L’Organisation Internationale du Travail (OIT) planche depuis de nombreuses années sur les conséquences de l’épidémie du sida, du point de vue économique. Si l’étude ne manque pas d’intérêt, pointant la gravité de la situation, il n’en demeure pas moins que le cynisme économique peut choquer. L’analyse permet à l’OIT d’appeler les autorités à déployer des efforts d’urgence afin de combler les lacunes en matière de traitement, et de mettre en place des mesures de dépistage et de prévention afin de garantir aux travailleurs et travailleuses une vie saine et productive.

En 2005, l’OIT avait déjà démontré que l’épidémie avait un coût pécuniaire pour les actifs et actives du monde. Elle avait calculé que 17 milliards de dollars en pertes de revenus étaient directement imputables au sida – résultant de la mort ou de l’incapacité à travailler.

Le dernier rapport, préparé conjointement avec l’Onusida, montre les évolutions tout en restant implacable

Les conclusions du rapport sont tirées selon plusieurs points particuliers : les pertes de revenu imputables soit au décès soit à l’incapacité totale de travail (la personne est hors de la main d’oeuvre), et celles imputables à une incapacité partielle de travail en raison des symptômes liés au sida, le temps de travail consacré aux soins, entre autres. Mais aussi les conséquences sur les activités du foyer : le temps de travail supplémentaire consacré aux tâches ménagères, effectué par les enfants, le nombre d’enfants dont l’éducation est entravée parce qu’ils vivent dans un foyer affecté par le sida.

Le dernier rapport, préparé conjointement avec l’Onusida, montre les évolutions tout en restant implacable. Ainsi, les salarié.e.s vivants avec le VIH peuvent de plus en plus continuer leur activité salariée. Si nombre d’actifs et d’actives vivant avec le VIH est passé de 22,5 millions en 2005 à 26,6 millions en 2015, les coûts, eux, ont tendance à baisser. En 2020, le rapport estime que 30 millions de salarié.e.s seront porteurs et porteuses du virus, mais que les pertes de revenus devraient atteindre 7,2 milliards de dollars.

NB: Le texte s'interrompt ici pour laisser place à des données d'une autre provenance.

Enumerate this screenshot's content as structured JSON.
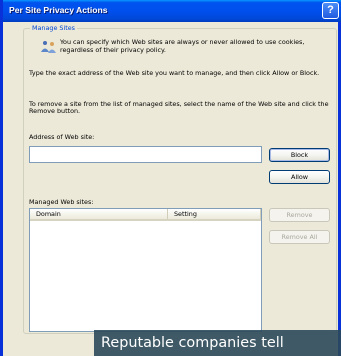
{
  "window": {
    "title": "Per Site Privacy Actions",
    "help_glyph": "?",
    "close_glyph": "X"
  },
  "manage_sites": {
    "group_label": "Manage Sites",
    "intro_icon": "privacy-people-icon",
    "intro": "You can specify which Web sites are always or never allowed to use cookies, regardless of their privacy policy.",
    "instructions_add": "Type the exact address of the Web site you want to manage, and then click Allow or Block.",
    "instructions_remove": "To remove a site from the list of managed sites, select the name of the Web site and click the Remove button.",
    "address_label": "Address of Web site:",
    "address_value": "",
    "block_label": "Block",
    "allow_label": "Allow",
    "managed_label": "Managed Web sites:",
    "columns": [
      "Domain",
      "Setting"
    ],
    "rows": [],
    "remove_label": "Remove",
    "remove_all_label": "Remove All"
  },
  "caption": "Reputable companies tell",
  "colors": {
    "titlebar": "#0053ee",
    "dialog_bg": "#ece9d8",
    "group_label": "#0046d5",
    "caption_bg": "#2c4a5a"
  }
}
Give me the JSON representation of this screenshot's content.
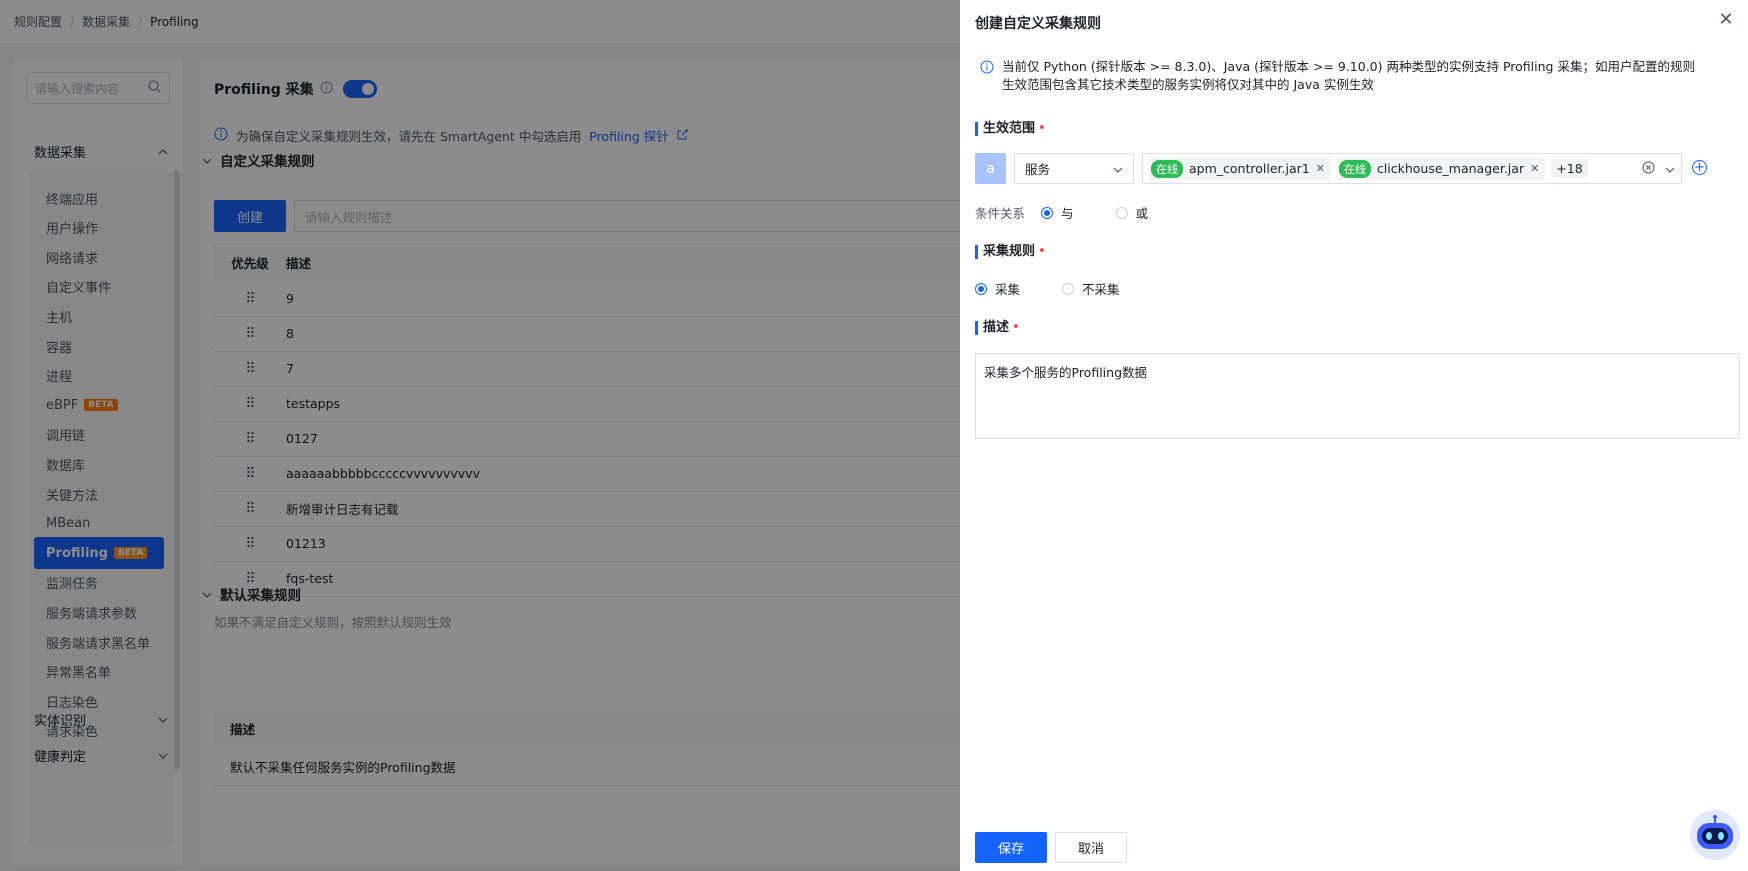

« Les mesures de dépistage et de prévention du VIH doivent aussi être intensifiées si nous voulons mettre fin au sida. »

En 2020, le rapport estime que 140 000 enfants assumeraient des tâches supplémentaires (ce qui touche donc au travail des enfants) et 50 000 travailleurs et travailleuses équivalent.e.s temps plein supplémentaires devraient s’acquitter de travaux ménagers supplémentaires et non rémunérés.

« Le simple élargissement de l’accès aux traitements ne suffit pas. Les mesures de dépistage et de prévention du VIH doivent aussi être intensifiées si nous voulons mettre fin au sida. C’est l’évidence même sur le plan humain. Et c’est judicieux sur le plan économique », déclare Guy Ryder, le Directeur général de l’OIT.